The terms "date of bankruptcy" and "bankruptcy," with reference to time, mean the date when the petition was filed, 30 Stat. 544, as amended 52 Stat. 840, 841, and are used accordingly in this opinion.
In No. 168, the District Judge allowed New York City interest to the date of payment, 75 F.Supp. 458, and the Court of Appeals reversed, 168 F.2d 268. In Nos. 200-201, the District Judge allowed the United States and the New York interest only to the date of bankruptcy, 73 F.Supp. 685, and the Court of Appeals affirmed, 168 F.2d 272.

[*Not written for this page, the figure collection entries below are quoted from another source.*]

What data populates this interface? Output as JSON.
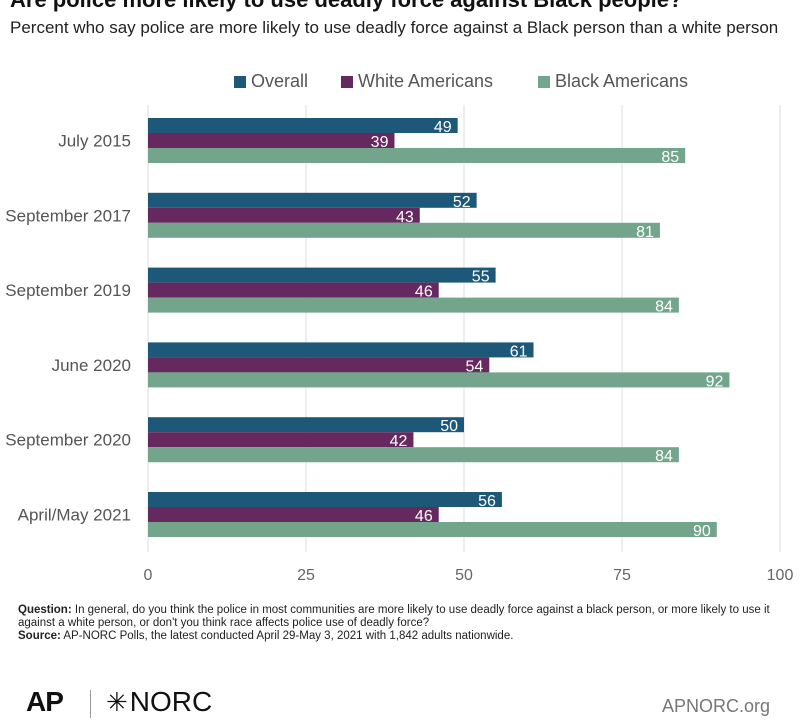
{
  "header": {
    "title": "Are police more likely to use deadly force against Black people?",
    "subtitle": "Percent who say police are more likely to use deadly force against a Black person than a white person"
  },
  "colors": {
    "overall": "#1d5878",
    "white_americans": "#66295f",
    "black_americans": "#72a58b",
    "grid": "#dddddd",
    "axis_text": "#666666"
  },
  "chart_data": {
    "type": "bar",
    "orientation": "horizontal",
    "categories": [
      "July 2015",
      "September 2017",
      "September 2019",
      "June 2020",
      "September 2020",
      "April/May 2021"
    ],
    "series": [
      {
        "name": "Overall",
        "values": [
          49,
          52,
          55,
          61,
          50,
          56
        ]
      },
      {
        "name": "White Americans",
        "values": [
          39,
          43,
          46,
          54,
          42,
          46
        ]
      },
      {
        "name": "Black Americans",
        "values": [
          85,
          81,
          84,
          92,
          84,
          90
        ]
      }
    ],
    "xlim": [
      0,
      100
    ],
    "xticks": [
      0,
      25,
      50,
      75,
      100
    ],
    "legend": "top",
    "grid": true,
    "data_labels": true
  },
  "footnote": {
    "question_label": "Question:",
    "question_text": "In general, do you think the police in most communities are more likely to use deadly force against a black person, or more likely to use it against a white person, or don't you think race affects police use of deadly force?",
    "source_label": "Source:",
    "source_text": "AP-NORC Polls, the latest conducted April 29-May 3, 2021 with 1,842 adults nationwide."
  },
  "branding": {
    "ap": "AP",
    "norc": "NORC",
    "norc_star": "✳",
    "site": "APNORC.org"
  }
}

Davie v. Green, 133 F.2d 451.
335 U.S. 811-812.
Those most immediately concerned with administration of the Act have frequently expressed dissatisfaction over the inroads taxes and interest thereon make in the fund available for creditors. For discussions of that and similar practical problems, see 14 J.N.A.Ref.Bankr. 3; 17 id. 129; 18 id. 17; 19 id. 31; 21 id. 106; 22 id. 41; 44 Com.L.J. 411, and 45 id. 370. See also Judge Bright's opinion below, 73 F.Supp. 685, and referees' comments in Matter of Dorsey, 46 A.B.R.(N.S.), 146, and Matter of D. O. Summers Co., 45 A.B.R.(N.S.), 123. The whole subject of tax claims and interest is discussed at length in 3 Collier, Bankruptcy (14th ed., 1941 & 1948 Cum.Supp.)